A study published in Nature on Aug. 22 analyzed the piece of bone and discovered that the ancient girl that the fragment belonged to was a never-before-discovered hybrid of two ancient human relatives: a Neanderthal and a Denisovan.
A group of Russian archaeologists originally came across the groundbreaking bone fragment in 2012 inside of the Denisova Cave in Siberia, according to a report released by the study’s authors. In their analysis, the researchers discovered that the bone belonged to a girl who died around 13-years-old nearly 90,000 years ago.
The bone was transferred to a group of researchers at the Max Planck Institute for Evolutionary Anthropology in Leipzig, Germany. They sequenced the genome from the fragment and shockingly discovered that the girl’s mother was a Neanderthal and her father was a Denisovan.
Neanderthals and Denisovans inhabited Eurasia for thousands of years until around 40,000 years ago when they were replaced by modern humans. The Neanderthals primarily occupied the west and the Denisovans were found in the east.
Denisovans are a relatively new discovery as well. In 2010, a team of researchers discovered unusual hominin DNA from bone found in the Denisova cave in Siberia, according to National Geographic. They named the newly-discovered hominins Denisovan after the cave.
More research into the group showed that they were related to the Neanderthals, splitting off from them almost 400,000 years ago.
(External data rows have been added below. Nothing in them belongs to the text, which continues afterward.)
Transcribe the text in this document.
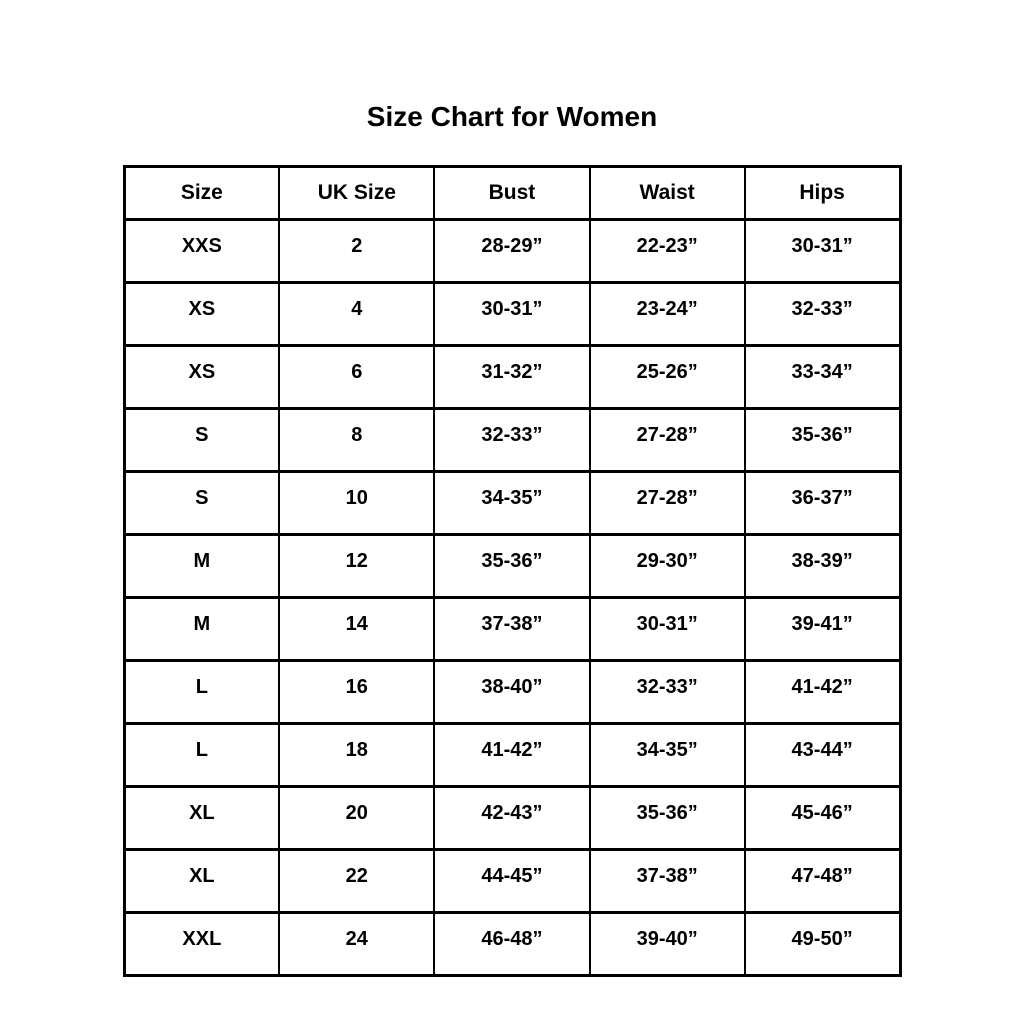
Size Chart for Women
Size	UK Size	Bust	Waist	Hips
XXS	2	28-29”	22-23”	30-31”
XS	4	30-31”	23-24”	32-33”
XS	6	31-32”	25-26”	33-34”
S	8	32-33”	27-28”	35-36”
S	10	34-35”	27-28”	36-37”
M	12	35-36”	29-30”	38-39”
M	14	37-38”	30-31”	39-41”
L	16	38-40”	32-33”	41-42”
L	18	41-42”	34-35”	43-44”
XL	20	42-43”	35-36”	45-46”
XL	22	44-45”	37-38”	47-48”
XXL	24	46-48”	39-40”	49-50”
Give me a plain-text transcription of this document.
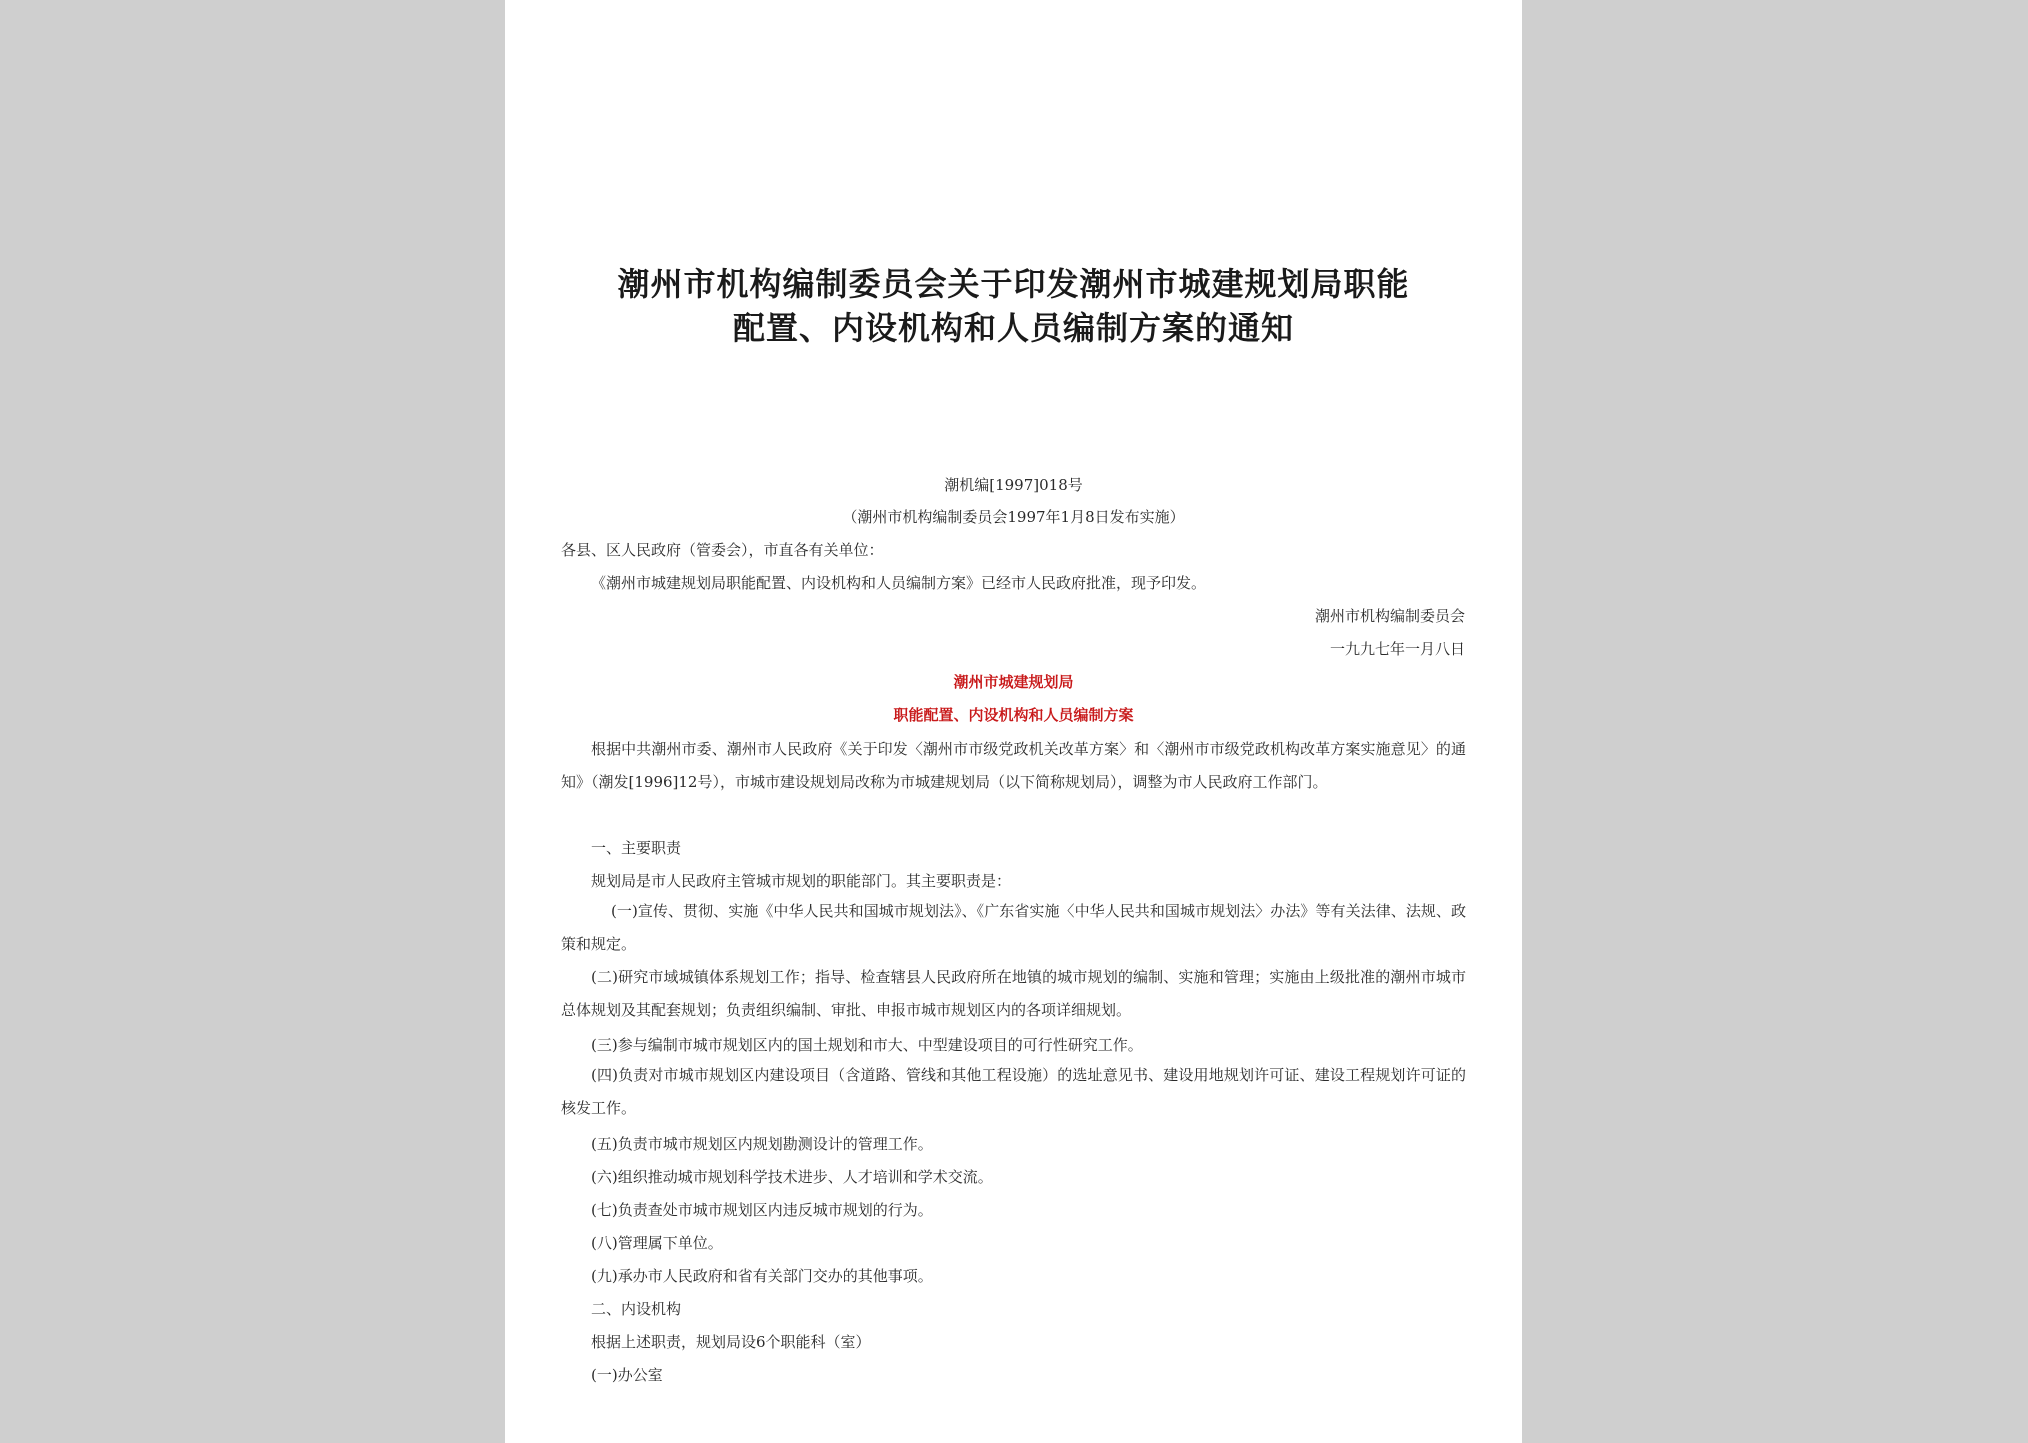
潮州市机构编制委员会关于印发潮州市城建规划局职能
配置、内设机构和人员编制方案的通知
潮机编[1997]018号
（潮州市机构编制委员会1997年1月8日发布实施）
各县、区人民政府（管委会），市直各有关单位：
《潮州市城建规划局职能配置、内设机构和人员编制方案》已经市人民政府批准，现予印发。
潮州市机构编制委员会
一九九七年一月八日
潮州市城建规划局
职能配置、内设机构和人员编制方案
根据中共潮州市委、潮州市人民政府《关于印发〈潮州市市级党政机关改革方案〉和〈潮州市市级党政机构改革方案实施意见〉的通知》（潮发[1996]12号），市城市建设规划局改称为市城建规划局（以下简称规划局），调整为市人民政府工作部门。
一、主要职责
规划局是市人民政府主管城市规划的职能部门。其主要职责是：
(一)宣传、贯彻、实施《中华人民共和国城市规划法》、《广东省实施〈中华人民共和国城市规划法〉办法》等有关法律、法规、政策和规定。
(二)研究市域城镇体系规划工作；指导、检查辖县人民政府所在地镇的城市规划的编制、实施和管理；实施由上级批准的潮州市城市总体规划及其配套规划；负责组织编制、审批、申报市城市规划区内的各项详细规划。
(三)参与编制市城市规划区内的国土规划和市大、中型建设项目的可行性研究工作。
(四)负责对市城市规划区内建设项目（含道路、管线和其他工程设施）的选址意见书、建设用地规划许可证、建设工程规划许可证的核发工作。
(五)负责市城市规划区内规划勘测设计的管理工作。
(六)组织推动城市规划科学技术进步、人才培训和学术交流。
(七)负责查处市城市规划区内违反城市规划的行为。
(八)管理属下单位。
(九)承办市人民政府和省有关部门交办的其他事项。
二、内设机构
根据上述职责，规划局设6个职能科（室）
(一)办公室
The two groups are the closest examples of extinct relatives of modern humans and were separated from each other more than 390,000 years ago, but just because they were separated doesn’t mean they never interacted.
“We knew from previous studies that Neanderthals and Denisovans must have occasionally had children together,” Viviane Slon, a researcher at the Max Planck Institute, said in a statement. “But I never thought we would be so lucky as to find an actual offspring of the two groups.”
In their study of the bone’s genome, the researchers were able to find out more than just who the girl’s parents were. They discovered that her Neanderthal mother was genetically more closely related to the Neanderthals who hailed from western Europe compared to the Neanderthals who lived in the Denisova cave.
In addition, they found that her Denisovan father also had at least one Neanderthal ancestor in his family tree, further confirming their previous theory that despite the separation of their groups, Neanderthals and Denisovans interacted quite frequently.
“Neanderthals and Denisovans may not have had many opportunities to meet,” Svante Pääbo, the director of the Department of Evolutionary Genetics at the Max Planck Institute and the lead author of the study, said. “But when they did, they must have mated frequently – much more so than we previously thought.”
This teenager’s 90,000-year-old bone is not just teaching us about the mating of our human ancestors – this fragment is helping mold our understanding of hominin interactions overall.